ACCEPTANCE MONTH: DAY 7: “Set the standard! Stop expecting others to show you love, acceptance, commitment, & respect when you don’t even show that to yourself.” ― Steve Maraboli
When I feel insecure, the rest of the world is going to believe it too. I have had this experience in many ways.
My insecurity looks too much like false bravado. I become too confident, too self-assured, too arrogant to mask my fear of you knowing how insecure I feel. These are not qualities that tend toward people gravitating toward me; in fact, they do the opposite.
Truly unlikeable attitudes and behaviors often mask others’ insecurity. I really work to remember this when in the presence of those who are acting in these ways. I most often can recognize it. When I am off-balance, I know that I come back at them with the same ego-based behaviors and attitudes. That is uncomfortable and unprofitable.
The steps have given me a sense of self-worth and self-esteem that I did not have before. Why? Because I do not look around and compare myself with others any more. I do not need to be the smartest, although I know I am smart. Quite the contrary, I enjoy being with smart people and learning from them today. Big shift, because they do not threaten me any longer.
I don’t need to be the most well-read or the thinnest or the best-dressed or drive the prettiest/fastest car. See how those things have nothing to do with who I am?
That is the key. To be more comfortable in your own skin, quit looking at what goes on the outside of the skin and look at what is INSIDE the skin. Look at what the stuff INSIDE the skin is doing and how it is walking through the world.
NOT to be better than others, but to find out who that person is. When you are spending quality time with THAT person, you will begin to love that person deeply and to admire them for their unique way of being in the world.
First, you must accept that NOTHING on the OUTSIDE of the skin is about YOU. Nothing! Ugh! That means I must sit still and learn about me. Duh! The steps take us into self, not out of self. We cannot do anything for anyone until we have done it within us.
I have nothing to offer anyone until I know who I am and what I am doing with myself. I must have a strong sense of identity to share that with others.
Too often we look for outside parameters to define us. It never (NEVER!) works. And we do not understand why we are so unhappy and cannot find a sense of self. Steps take us on that journey. We get rid of ego- self to uncover heart-self or soul-self. This IS the spiritual path of all 12 steps. We do NOT even begin to practice giving that away until we get to the real, authentic self we tried to kill with ego and all the other addictions.

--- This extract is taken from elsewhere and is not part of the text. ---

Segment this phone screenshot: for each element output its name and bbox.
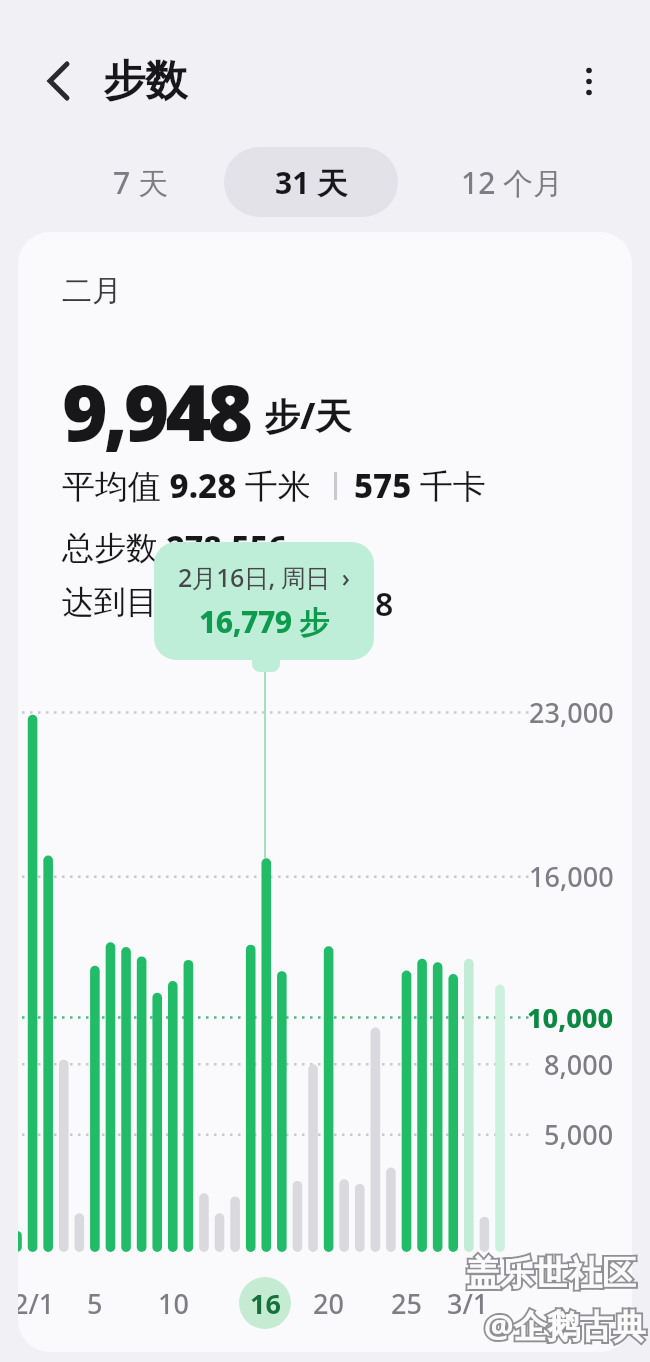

Write down everything you believe you need to thrive. Then recognize the beauty and importance of how those needs will be met by YOU. Learn to love yourself by treating yourself as a friend. When we meditate, it is not to empty the brain; but to see the lies and BS the brain comes up with. When we can sit with that, we are being friendly to ourselves. Keep doing this so you know what the BS is and can stop listening to it and acting on it.
People think accepting ourselves has something to do with a story. Let go of the story and just BE with the INSIDE stuff. It is an amazing journey most people never get to take…welcome home!